LINKING CRUSTAL STRESSES WITH HYDROGEOLOGIC PROPERTIES DETERMINED FROM GEOPHYSICAL WELL LOGS NEAR ALPINE, TEXAS


MORIN, Roger H., U.S. Geol Survey, Mail Stop 403, Denver Federal Center, Denver, CO 80225 and SAVAGE, William Z., U.S. Geol Survey, Mail Stop 966, Denver Federal Center, Denver, CO 80225, rhmorin@usgs.gov

As part of a regional groundwater investigation, geophysical logs were obtained in several municipal water wells located in the Sunny Glen area near the west Texas City of Alpine. Of these wells, two that intersect extrusive rocks of Tertiary age are of primary interest. The first, 308 m deep, was drilled near the center of an east-west trending valley and the other, 275 m deep, along its northern flank. Analysis and interpretation of the logs indicate that rocks penetrated by the two boreholes have significantly different stress environments and exhibit significantly different hydrogeologic properties. Acoustic televiewer logs reveal stress-induced breakouts having orientations that shift abruptly by 90° with increasing depth, from which a polarity reversal in horizontal principal stresses is inferred. An analytical stress model that considers the effects of preferentially oriented valleys on gravity and tectonically induced subsurface stresses is applied to account for this behavior.
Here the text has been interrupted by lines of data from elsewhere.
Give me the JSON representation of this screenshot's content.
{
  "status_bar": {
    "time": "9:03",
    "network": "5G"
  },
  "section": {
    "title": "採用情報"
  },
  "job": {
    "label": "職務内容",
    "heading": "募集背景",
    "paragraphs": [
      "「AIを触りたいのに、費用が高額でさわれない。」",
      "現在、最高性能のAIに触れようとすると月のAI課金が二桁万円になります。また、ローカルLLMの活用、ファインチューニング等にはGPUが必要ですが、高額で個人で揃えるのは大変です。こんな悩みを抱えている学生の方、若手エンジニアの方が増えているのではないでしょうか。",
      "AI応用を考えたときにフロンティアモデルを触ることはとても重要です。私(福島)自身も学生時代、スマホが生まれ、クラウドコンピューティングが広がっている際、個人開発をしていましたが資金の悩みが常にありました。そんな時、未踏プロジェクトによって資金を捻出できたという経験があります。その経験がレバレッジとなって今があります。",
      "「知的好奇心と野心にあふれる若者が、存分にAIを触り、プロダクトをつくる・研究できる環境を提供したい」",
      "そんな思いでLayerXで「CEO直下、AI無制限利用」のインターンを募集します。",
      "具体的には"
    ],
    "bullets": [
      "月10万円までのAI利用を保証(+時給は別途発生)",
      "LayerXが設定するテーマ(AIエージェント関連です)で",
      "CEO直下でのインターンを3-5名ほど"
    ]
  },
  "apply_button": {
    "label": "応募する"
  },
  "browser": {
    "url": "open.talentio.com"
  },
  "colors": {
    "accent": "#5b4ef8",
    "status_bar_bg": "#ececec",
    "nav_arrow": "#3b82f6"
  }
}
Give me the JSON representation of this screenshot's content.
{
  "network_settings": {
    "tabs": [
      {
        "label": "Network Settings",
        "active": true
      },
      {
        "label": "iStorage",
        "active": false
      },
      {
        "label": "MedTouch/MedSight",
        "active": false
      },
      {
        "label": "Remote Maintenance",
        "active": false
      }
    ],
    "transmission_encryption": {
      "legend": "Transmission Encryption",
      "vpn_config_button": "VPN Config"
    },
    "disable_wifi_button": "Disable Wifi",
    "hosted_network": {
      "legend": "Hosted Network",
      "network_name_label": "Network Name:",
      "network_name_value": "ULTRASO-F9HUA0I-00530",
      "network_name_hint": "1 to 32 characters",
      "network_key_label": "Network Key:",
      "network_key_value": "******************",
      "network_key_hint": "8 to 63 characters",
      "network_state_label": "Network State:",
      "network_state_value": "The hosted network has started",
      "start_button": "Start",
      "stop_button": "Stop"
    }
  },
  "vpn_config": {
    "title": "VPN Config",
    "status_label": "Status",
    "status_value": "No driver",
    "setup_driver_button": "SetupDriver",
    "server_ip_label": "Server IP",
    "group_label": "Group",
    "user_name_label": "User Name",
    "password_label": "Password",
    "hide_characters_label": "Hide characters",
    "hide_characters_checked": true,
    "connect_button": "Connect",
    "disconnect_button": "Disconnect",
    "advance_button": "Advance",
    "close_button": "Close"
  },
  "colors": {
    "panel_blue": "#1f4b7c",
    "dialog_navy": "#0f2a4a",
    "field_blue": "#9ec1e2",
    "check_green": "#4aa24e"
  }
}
Pumping tests and concurrent flowmeter logs indicate that water production is associated with: (1) the upper and lower contacts of a shallow, dense trachyte unit, and (2) deeper zones of highly fractured rocks within the interior of a basalt formation. Transmissivities of the trachyte boundaries in the central valley well are twice those of the same features in the ridge flank well, whereas the transmissivity of the deeper basalts is an order of magnitude greater in the flank well than it is in the same rocks of the central well. This discrepancy is examined from the perspective of fracture opening and flow enhancement by computing magnitudes of normal and deviatoric stress invariants as functions of depth and using these values to quantify a Drucker-Prager stability factor. Results show slightly unstable stress conditions throughout the central well that correlate with intervals of moderate transmissivity and highly unstable conditions in the lower part of the flank well that correlate with intervals of significantly greater transmissivity. Thus, the field data and subsequent stress analysis examined within the context of a valley-ridge setting offer evidence of a coupled tectonic-hydrologic interaction at this site.